To Collins, each cut violated some other law, or knocked the budget out of balance, so he figured he didn’t have to follow them. For example, because the County Charter requires there be an Erie County attorney, he said county lawmakers had no right to delete the budget line that funded the job, even though lawmakers were merely replacing it with a budget line allowing a salary of about $100,000 a year, not the $150,000 Collins insisted on paying. Four Legislature Democrats took Collins to court and won in the first round when State Supreme Court Justice Joseph R. Glownia ruled that “the Erie County Charter does not permit the county executive to declare reductions to the budget null and void.”
 
That would seem to force the county executive to accept the Legislature’s spending cuts. But the property tax bills Collins sent out in February were calculated as though Glownia had never ruled, except for $451,000 in cuts that Collins no longer contested. A trim of $451,000 is a tiny sum when viewed against the $235 million the government levied in property taxes this year, and it barely registered on most tax bills.
 
“The other cuts that we declared null and void were illegal and improper based on the County Charter, state law, federal law, and previous case law,” Gach told the county’s Fiscal Stability Authority.
 
By February, Collins had signaled his intent to appeal. He also asked to argue the matter again before Glownia because his outside lawyer had to hastily prepare the administration’s defense at budget time last year.
 
H. Todd Bullard of the Harris Beach law firm wasn’t even in the courtroom and had to be patched in by telephone.
 
Glownia agreed to hear the arguments a second time. But that has not yet happened. Sean E. Cooney, a lawyer for the Legislature Democrats who has donated his time, said the Collins lawyers have yet to present all the legal briefs that would set the stage for new arguments. The Collins team and Bullard say they have indeed done so, and it is up to the court to determine the next step.
 
Regardless, Glownia’s decision from December remains in effect. Though Collins intends to appeal, Cooney said any taxpayer could use it as a springboard to seek a tax refund.

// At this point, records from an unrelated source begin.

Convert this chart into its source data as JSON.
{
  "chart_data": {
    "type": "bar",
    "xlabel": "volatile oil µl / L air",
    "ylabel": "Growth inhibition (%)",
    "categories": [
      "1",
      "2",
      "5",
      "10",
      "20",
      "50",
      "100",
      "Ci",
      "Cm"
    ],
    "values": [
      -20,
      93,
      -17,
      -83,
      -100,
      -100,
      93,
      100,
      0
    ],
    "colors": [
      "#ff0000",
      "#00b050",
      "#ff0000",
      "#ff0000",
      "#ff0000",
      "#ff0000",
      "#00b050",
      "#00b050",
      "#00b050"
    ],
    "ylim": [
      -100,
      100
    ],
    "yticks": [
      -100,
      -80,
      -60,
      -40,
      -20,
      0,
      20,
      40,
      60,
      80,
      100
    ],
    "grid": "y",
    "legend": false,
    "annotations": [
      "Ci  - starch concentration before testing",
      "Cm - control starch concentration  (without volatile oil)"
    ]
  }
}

A tax refund totaling $8 million represents just 3 percent of the county’s tax levy, which translates to about $15 on a home assessed at $100,000.
 
Legislature Democrats last year weren’t actually trying to cut property taxes. They wanted Collins to honor their budget cuts so they could redirect the spending toward their priorities, the libraries and cultural agencies, for example. But Collins vetoed the added spending, which he can do. That would have reduced the budget’s bottom line and the tax levy by around $8 million, had he honored the Legislature’s moves.
 
The control board’s Finance Committee didn’t raise the matter with Gach this week when members reviewed the plan with him. The full control board is expected to approve the Collins forecast Monday.
 
The county executive and the state-appointed financial overseers are on good terms. Collins will turn to the control board again this year to borrow millions of dollars to finance road and bridge repairs and other major undertakings. With the control board’s higher credit rating, the government saves money on repayment costs, and the control board ensures its existence as long as it holds debt.